Why is there a J-curve? It's because GPTs are so transformative, and their potential is so huge, that they can require large, long-term investments in infrastructure to fully exploit them - and even "a fundamental rethinking of the organization of production itself".
We're going to look at two different GPTs, electricity and IT, and show that both of these experienced a J-curve - with two common factors, new infrastructure and new ways of working, ultimately unlocking their productive potential.
Case studies: electricity & IT
The 19th-20th century: electricity
The 1900 Paris Exposition was a celebration of technological progress in the 19th century and an inspiring invitation to imagine a radically different 20th century.
Electricity may have been the most striking aspect of it. One observer - a certain Henry Adams (an intellectual and historian, descended from the 2nd US President, John Adams) - wrote:
It is a new century, and what we used to call electricity is its God.
However, this was already 20 years after Thomas Edison had demonstrated his light bulb - and yet electrification still had decades to go before realizing its productive potential. At the time, fewer than 10% of US factories were electrified, and it took a further 20 years for that to reach 50% adoption.
We can understand this J-curve in terms of the costs both new infrastructure and new ways of working.
- New infrastructure: factories at the time were running on water and steam - and they were both functional and profitable. Investing in electrification would have necessitated both stopping profitable production and making a huge capital outlay.
- New ways of working: the first-movers in electrification, high-growth industries (tobacco, fabricated metals, transportation) that were setting up new factories, found that it wasn't just 'swapping out steam drivers for electrical ones' - it went as wide as "new plant design and the necessary relocation of manufacturing to suitable greenfield sites outside the old urban core districts".
The late 20th century: IT
We can see the same pattern, more recently, with IT. The invention of IT - which researchers define as Intel's 1971 release of their 4004 microprocessor, the first commercially available single-chip microprocessor - was similarly associated with a decrease in trend productivity growth (shown in the dotted line in the graph below).
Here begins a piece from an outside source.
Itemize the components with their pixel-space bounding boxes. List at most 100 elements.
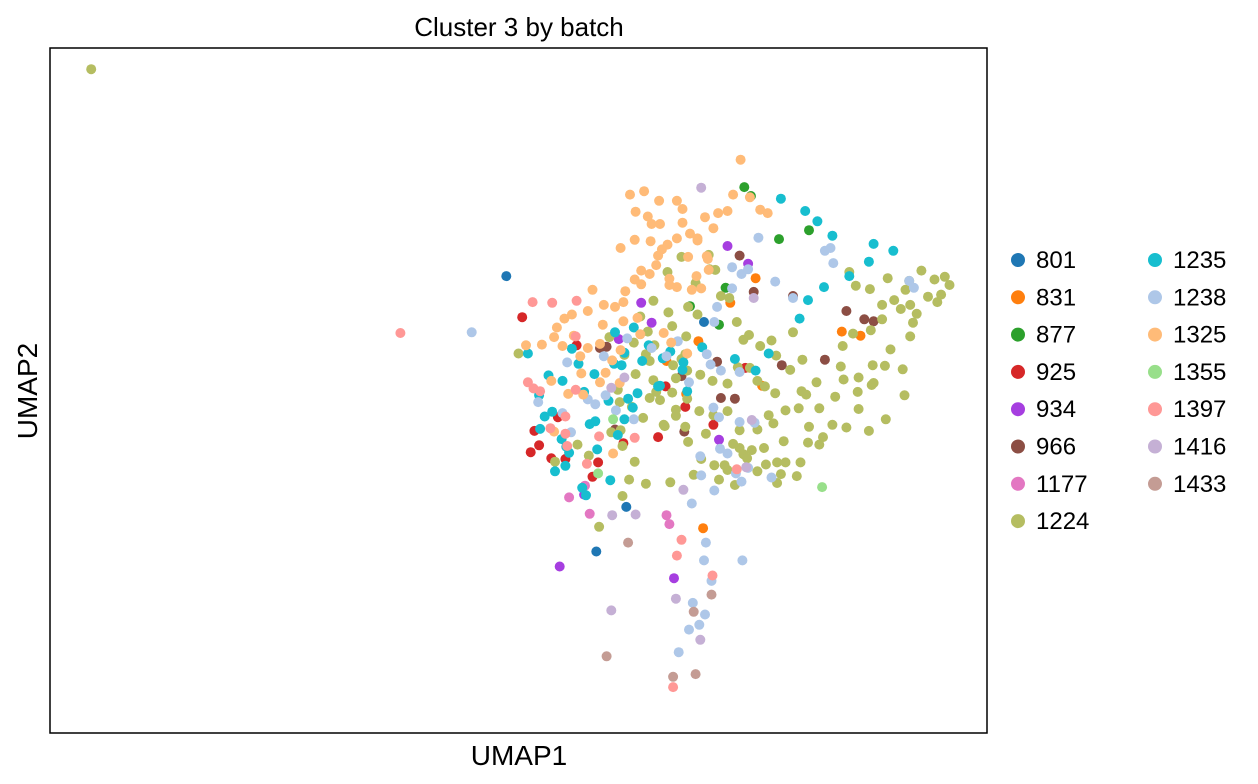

At the time, it was an open question: "Will the growth slowdown of the current IT era be followed by a rise in growth in the first half of the 21st century?". Whilst today, the six most valuable companies in the world are all technology companies (NVIDIA, Apple, Microsoft, Alphabet, Amazon, Meta) - it really wasn't apparent to the world at large that tech would be so dominant.
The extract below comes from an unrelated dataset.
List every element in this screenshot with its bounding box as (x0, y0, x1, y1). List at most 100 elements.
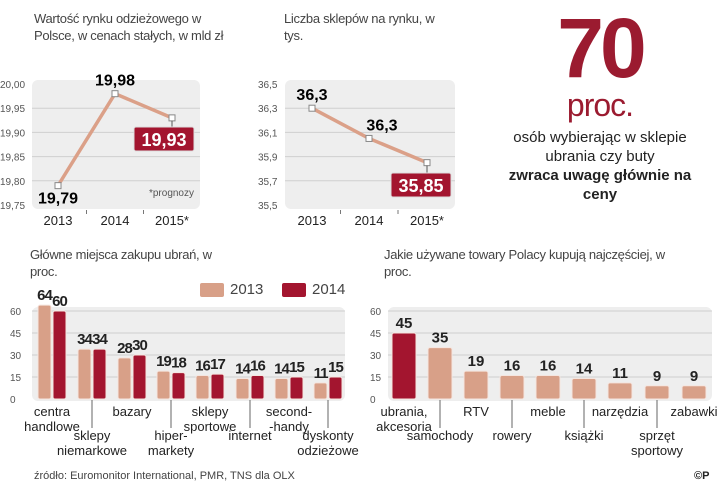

What explains this? It's the J-curve again. The invention of IT was itself not enough - what empirical research suggests is that it is overall organizational transformation that may have driven more of the productivity gains.
Like electricity, we can understand this as 'new infrastructure' and 'new ways of working':
- New infrastructure for organizational computing - e.g. corporate accounting systems
- New ways of working to make use of organizational computing - with impacts on profound things even like authority relationships and levels of centralization
The pattern is consistent. Electricity needed new factory designs and power grids. IT needed new organizational structures and corporate computing systems. In both cases, the technology alone wasn't enough - it took complementary infrastructure and fundamentally new ways of working to unlock the productive potential.
AI is following the same arc. We have the most powerful GPT in history, and we're trying to run it through infrastructure built for humans typing into GUIs. If history is any guide, the path to realizing AI's potential isn't more adoption - it's new infrastructure purpose-built for a world where agents, not humans, are the primary executors of knowledge work.